3. How much water can I collect?
This depends on the size and angle of your roof and where you live. Flat roofs collect less water than pitched roofs and London collects less water than Manchester. However, in the south-east, the average pitched roof can collect 800 litres of water per m2 a year. Most commonly a system will be sized to match the area of the roof and the capacity for collection. It is possible to undersize a tank and a higher proportion of water will be lost to the drains.
4. Can rainwater harvesting be installed in an old building?
Yes, rainwater tanks can be installed on new and old buildings. A secondary plumbing system will need to be installed to use rainwater in toilets and the garden. It is important to keep rainwater separate from the existing system to prevent contamination of drinking water.
5. Where are rainwater harvesting tanks installed?
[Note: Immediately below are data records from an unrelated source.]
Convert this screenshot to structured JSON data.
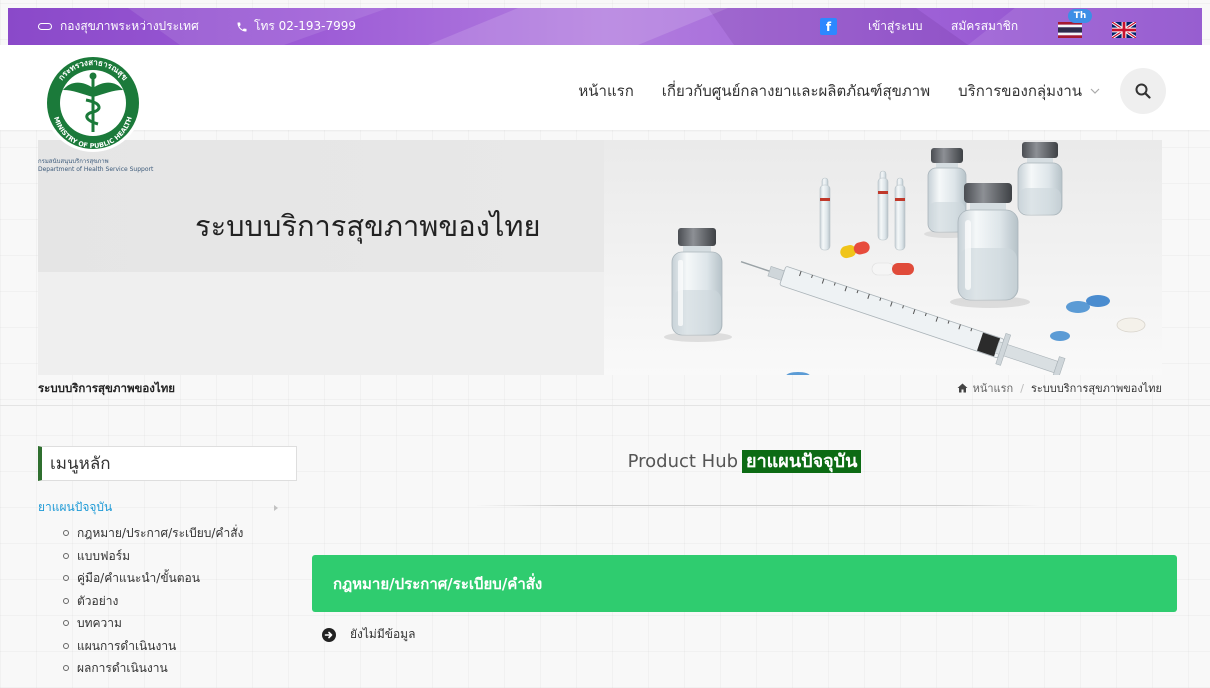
{
  "topbar": {
    "org_link": "กองสุขภาพระหว่างประเทศ",
    "phone": "โทร 02-193-7999",
    "facebook_glyph": "f",
    "login": "เข้าสู่ระบบ",
    "register": "สมัครสมาชิก",
    "lang_badge": "Th"
  },
  "logo": {
    "seal_th": "กระทรวงสาธารณสุข",
    "seal_en": "MINISTRY OF PUBLIC HEALTH",
    "dept_th": "กรมสนับสนุนบริการสุขภาพ",
    "dept_en": "Department of Health Service Support"
  },
  "nav": {
    "items": [
      "หน้าแรก",
      "เกี่ยวกับศูนย์กลางยาและผลิตภัณฑ์สุขภาพ",
      "บริการของกลุ่มงาน"
    ]
  },
  "banner": {
    "title": "ระบบบริการสุขภาพของไทย"
  },
  "page": {
    "title": "ระบบบริการสุขภาพของไทย",
    "breadcrumb": {
      "home": "หน้าแรก",
      "separator": "/",
      "current": "ระบบบริการสุขภาพของไทย"
    }
  },
  "sidebar": {
    "heading": "เมนูหลัก",
    "category": "ยาแผนปัจจุบัน",
    "items": [
      "กฎหมาย/ประกาศ/ระเบียบ/คำสั่ง",
      "แบบฟอร์ม",
      "คู่มือ/คำแนะนำ/ขั้นตอน",
      "ตัวอย่าง",
      "บทความ",
      "แผนการดำเนินงาน",
      "ผลการดำเนินงาน"
    ]
  },
  "main": {
    "heading_prefix": "Product Hub",
    "heading_highlight": "ยาแผนปัจจุบัน",
    "section_title": "กฎหมาย/ประกาศ/ระเบียบ/คำสั่ง",
    "empty_text": "ยังไม่มีข้อมูล"
  },
  "colors": {
    "topbar": "#9c5bd6",
    "section_green": "#2fcc6f",
    "highlight_green": "#0c6b14",
    "link_blue": "#1e9ad6",
    "facebook": "#2d88ff",
    "logo_green": "#1b7a3a"
  },
  "icons": {
    "org": "cloud-icon",
    "phone": "phone-icon",
    "facebook": "facebook-icon",
    "thai_flag": "thai-flag-icon",
    "uk_flag": "uk-flag-icon",
    "search": "search-icon",
    "nav_dropdown": "chevron-down-icon",
    "breadcrumb_home": "home-icon",
    "category_caret": "caret-right-icon",
    "list_bullet": "circle-bullet-icon",
    "empty_state": "arrow-circle-right-icon"
  }
}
Most rainwater tanks are installed underground. The smallest tanks (up to 1000 litres) can be placed in the garden. Most tanks are buried, meaning that installing larger systems requires some digging to lay the tank and piping. An overflow drain will also need to be connected to the tank for times when there is excess rainfall. All this means that installing rainwater harvesting will make some mess in the garden.
6. How do you stop debris from getting into the system?
There are a number of filters in the system including one that prevents large debris from entering the tank and a second that prevents small debris from getting into the pipes. All rainwater harvesting systems have an overflow and a bypass, the overflow allows small flotsam to be washed away and the bypass kicks in after periods of no rain to stop excess dust and chaff from entering the tank.
7. What maintenance is required?
Filters need to be cleaned once every 3 months to ensure a full flow of water; these only require a quick rinse. The overflow ensures the system flushes debris a number of times a year.
8. Will my water be clear?
It is possible that the water may have a slight brown tint, rainwater can pick up some colour when flowing over leaves in gutters, however often this is barely noticeable. If you have a green roof, living wall or permeable pavement with grass, this discolouring will be more noticeable.
9. What happens when there is no rain?
During long periods of no rain the tank may reach a minimum level. At this point the float switch will activate a mains supply to top up the tank until it rains again and the tank is able to fill completely. A correctly-sized system should store sufficient water to supply the property for at least 1 week before a top up is required.
10. What are the environmental benefits?
Rainwater harvesting has numerous environmental benefits:
• Treating water is a highly energy intensive process - by using rainwater where possible, some of this energy can be saved.
• Collecting rainwater reduces the effect of storm water runoff, which can cause flash flooding (and flood damage), as well as problems with city drainage and the contamination of water supplies.
• No chemical treating of water, therefore reducing contamination in the water system.
• More water available for other users.